Seperti tahun – tahun sebelumnya, akhir tahun 2009 ini pembicaraan tentang PNS di tengah – tengah masyarakat kembali marak. Penerimaan PNS dimulai, isu mengenai penerimaan PNS bersih yang didengung – dengungkan pemerintah tidak bisa merubah mosi tidak percayaku terhadap pemerintahan bersih. Karena tetap saja saya sering mendapatkan kasus- kasus pelanggaran. Ada beberapa cerita lucu bagiku disaat bertemu dengan seorang teman waktu SMU dulu dan sama – sama kuliah tapi fakultas yang berbeda. Tiba – tiba langsung saja menanyakan, Besok tes dimana ? lagi – lagi akupun tersenyum, sambil berkata ; Saya tidak daftar PNS, cukuplah teman –teman yang berada disana kita tidak usah berkumpul ditempat yang sama , nanti jadi bosan liat wajah – wajah mu,,haaahaa sambil bercanda. Saya mencari tempat lain, teman –teman kita sudah banyak jadi PNS. Temanku menggangap semua orang yang sarjana pasti mendaftar PNS. Sama dengan sepupuku ,mengganggap saya bodoh karena tidak mendaftar PNS. Yang lebih lucu lagi ada seorang teman yang mempunyai usaha yang cukup lumayan penghasilannya berniat melamar pacarnya tapi calon mertuanya tak merestuinya karena bukan PNS, jadi terpaksa dia mendaftar PNS demi sang kekasih.

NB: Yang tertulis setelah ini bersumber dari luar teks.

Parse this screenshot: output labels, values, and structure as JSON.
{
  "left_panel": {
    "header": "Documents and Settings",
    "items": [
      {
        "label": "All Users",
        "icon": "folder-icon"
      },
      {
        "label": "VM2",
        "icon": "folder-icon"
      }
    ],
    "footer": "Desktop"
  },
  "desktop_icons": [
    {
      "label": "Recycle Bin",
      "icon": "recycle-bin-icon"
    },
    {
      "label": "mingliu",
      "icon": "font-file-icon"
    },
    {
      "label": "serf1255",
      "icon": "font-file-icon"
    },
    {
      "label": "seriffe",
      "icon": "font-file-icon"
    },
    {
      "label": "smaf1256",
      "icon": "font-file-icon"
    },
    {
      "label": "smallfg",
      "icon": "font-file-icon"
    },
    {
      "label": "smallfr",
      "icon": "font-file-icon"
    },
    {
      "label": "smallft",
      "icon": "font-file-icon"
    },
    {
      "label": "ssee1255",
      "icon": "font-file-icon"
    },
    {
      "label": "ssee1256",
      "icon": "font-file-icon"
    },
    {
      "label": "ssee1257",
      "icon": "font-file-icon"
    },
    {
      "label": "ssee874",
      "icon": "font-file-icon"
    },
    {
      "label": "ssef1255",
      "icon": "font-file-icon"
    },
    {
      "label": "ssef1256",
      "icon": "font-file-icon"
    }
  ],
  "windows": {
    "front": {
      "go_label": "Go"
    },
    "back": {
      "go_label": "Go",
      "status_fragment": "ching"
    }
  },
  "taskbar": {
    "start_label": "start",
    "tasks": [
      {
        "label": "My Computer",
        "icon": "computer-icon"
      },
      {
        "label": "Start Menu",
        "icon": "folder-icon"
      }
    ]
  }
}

Karena sering mengkritisi PNS pada saat cerita – cerita lepas dan di facebook. Beberapa teman sering menanyaiku kenapa saya membenci PNS , sekali lagi saya tidak membenci PNS saya cuma mengkritisinya agar lebih baik lagi. Mana mungkin saya membencinya, saya hidup dari gaji PNS orang tua saya. Itupun saya mengkritisi PNS yang berada di daerah – daerah serta yang berada di “Instansi pemerintahan “ bukan semuanya , misalnya guru,dosen atau instansi- instansi yang memang aktifitas kerjanya maksimal sinergis dengan gajinya.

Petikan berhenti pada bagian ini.